Outperforming Robots and Mirroring Shorebirds

To benchmark human performance, the team created a parallel experiment using a UR5 robotic arm equipped with tactile sensors. The robot, trained with a long short-term memory machine-learning model to detect patterns in sequential data, occasionally identified buried objects at slightly farther distances than humans.

However, its accuracy hovered around just 40 percent and it produced many false positives. In contrast, the human participants showed more consistent and reliable detection, highlighting the remarkable sensitivity of the human hand.
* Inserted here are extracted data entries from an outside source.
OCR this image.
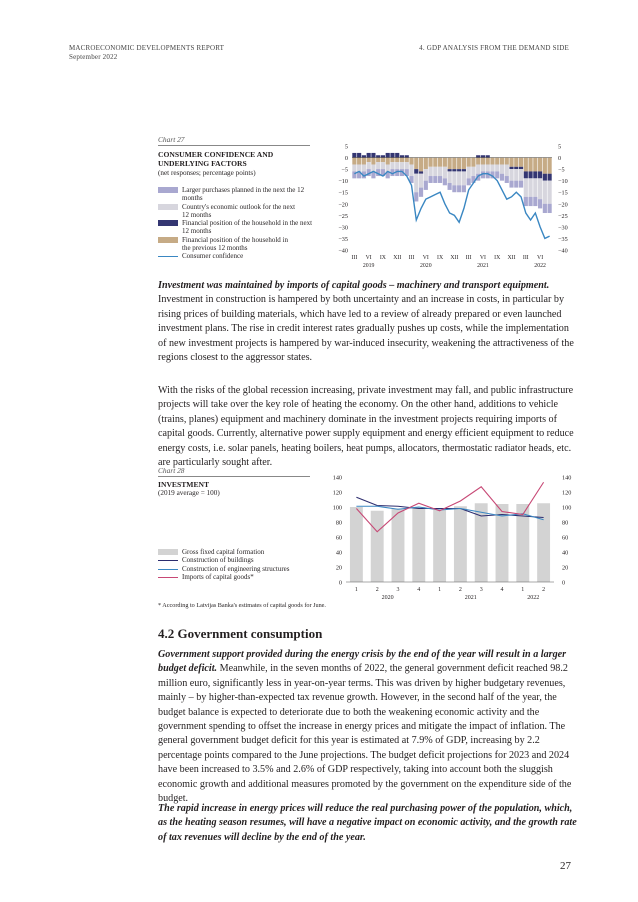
MACROECONOMIC DEVELOPMENTS REPORT
September 2022
4. GDP ANALYSIS FROM THE DEMAND SIDE
Chart 27
CONSUMER CONFIDENCE AND
UNDERLYING FACTORS
(net responses; percentage points)
Larger purchases planned in the next the 12 months
Country's economic outlook for the next
12 months
Financial position of the household in the next
12 months
Financial position of the household in
the previous 12 months
Consumer confidence
5	5
0	0
−5	−5
−10	−10
−15	−15
−20	−20
−25	−25
−30	−30
−35	−35
−40	−40
III VI IX XII III VI IX XII III VI IX XII III VI
2019	2020	2021	2022

Investment was maintained by imports of capital goods – machinery and transport equipment. Investment in construction is hampered by both uncertainty and an increase in costs, in particular by rising prices of building materials, which have led to a review of already prepared or even launched investment plans. The rise in credit interest rates gradually pushes up costs, while the implementation of new investment projects is hampered by war-induced insecurity, weakening the attractiveness of the regions closest to the aggressor states.

With the risks of the global recession increasing, private investment may fall, and public infrastructure projects will take over the key role of heating the economy. On the other hand, additions to vehicle (trains, planes) equipment and machinery dominate in the investment projects requiring imports of capital goods. Currently, alternative power supply equipment and energy efficient equipment to reduce energy costs, i.e. solar panels, heating boilers, heat pumps, allocators, thermostatic radiator heads, etc. are particularly sought after.

Chart 28
INVESTMENT
(2019 average = 100)
Gross fixed capital formation
Construction of buildings
Construction of engineering structures
Imports of capital goods*
140	140
120	120
100	100
80	80
60	60
40	40
20	20
0	0
1	2	3	4	1	2	3	4	1	2
2020	2021	2022
* According to Latvijas Banka's estimates of capital goods for June.
4.2 Government consumption

Government support provided during the energy crisis by the end of the year will result in a larger budget deficit. Meanwhile, in the seven months of 2022, the general government deficit reached 98.2 million euro, significantly less in year-on-year terms. This was driven by higher budgetary revenues, mainly – by higher-than-expected tax revenue growth. However, in the second half of the year, the budget balance is expected to deteriorate due to both the weakening economic activity and the government spending to offset the increase in energy prices and mitigate the impact of inflation. The general government budget deficit for this year is estimated at 7.9% of GDP, increasing by 2.2 percentage points compared to the June projections. The budget deficit projections for 2023 and 2024 have been increased to 3.5% and 2.6% of GDP respectively, taking into account both the sluggish economic growth and additional measures promoted by the government on the expenditure side of the budget.

The rapid increase in energy prices will reduce the real purchasing power of the population, which, as the heating season resumes, will have a negative impact on economic activity, and the growth rate of tax revenues will decline by the end of the year.

27
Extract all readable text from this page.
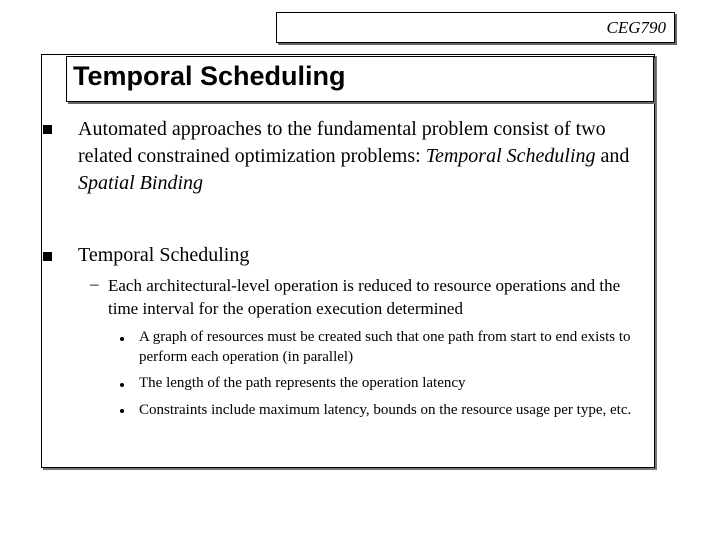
CEG790
Temporal Scheduling
Automated approaches to the fundamental problem consist of two related constrained optimization problems: Temporal Scheduling and Spatial Binding
Temporal Scheduling
– Each architectural-level operation is reduced to resource operations and the time interval for the operation execution determined
A graph of resources must be created such that one path from start to end exists to perform each operation (in parallel)
The length of the path represents the operation latency
Constraints include maximum latency, bounds on the resource usage per type, etc.
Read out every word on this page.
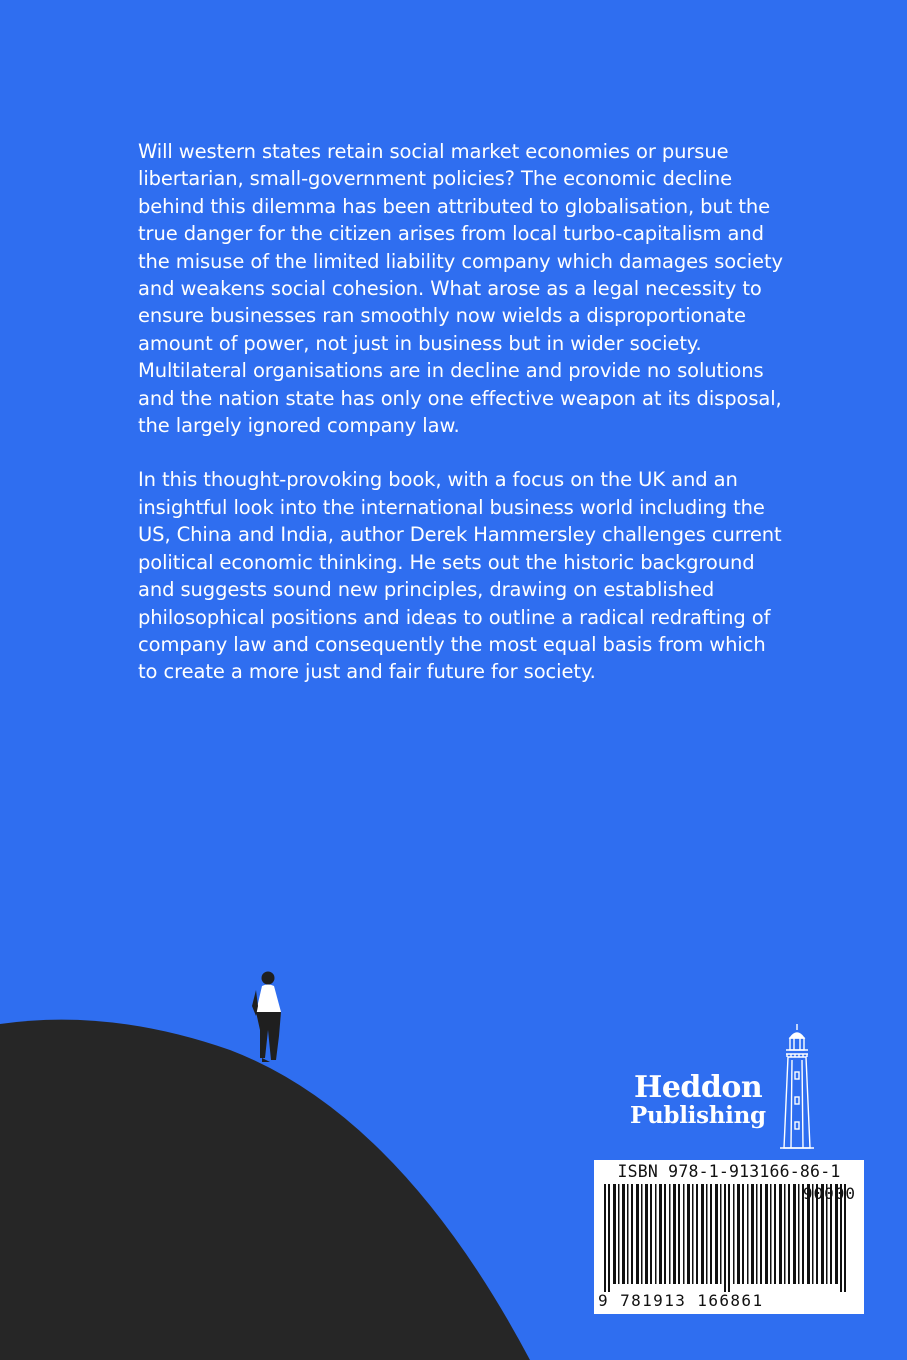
Will western states retain social market economies or pursue libertarian, small-government policies? The economic decline behind this dilemma has been attributed to globalisation, but the true danger for the citizen arises from local turbo-capitalism and the misuse of the limited liability company which damages society and weakens social cohesion. What arose as a legal necessity to ensure businesses ran smoothly now wields a disproportionate amount of power, not just in business but in wider society. Multilateral organisations are in decline and provide no solutions and the nation state has only one effective weapon at its disposal, the largely ignored company law.

In this thought-provoking book, with a focus on the UK and an insightful look into the international business world including the US, China and India, author Derek Hammersley challenges current political economic thinking. He sets out the historic background and suggests sound new principles, drawing on established philosophical positions and ideas to outline a radical redrafting of company law and consequently the most equal basis from which to create a more just and fair future for society.

Heddon
Publishing
ISBN 978-1-913166-86-1
90000
9 781913 166861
Interestingly, this remote-touch capability resembles the way certain shorebirds, for example, the red knot, locate prey buried in sand. Previous research shows that these birds use specialized receptors in their beaks to sense pressure changes beneath the surface, allowing them to detect hidden food.

A Long-Lost Human Skill?

Although the discovery appears to reveal a new facet of human perception, researchers believe this ability may have existed in early humans and gradually faded from everyday use.

Ancient societies that relied on tactile navigation, excavation, or tracking may have unconsciously used remote touch more frequently, refining the skill over generations.

The findings deepen scientific understanding of how humans interpret physical forces in their surroundings. They also point to practical applications, such as helping archaeologists or excavators identify buried objects more safely by paying attention to subtle shifts in pressure or airflow.

Ultimately, this research underscores the extraordinary sensitivity of the human sensory system—much of which we may still be only beginning to uncover.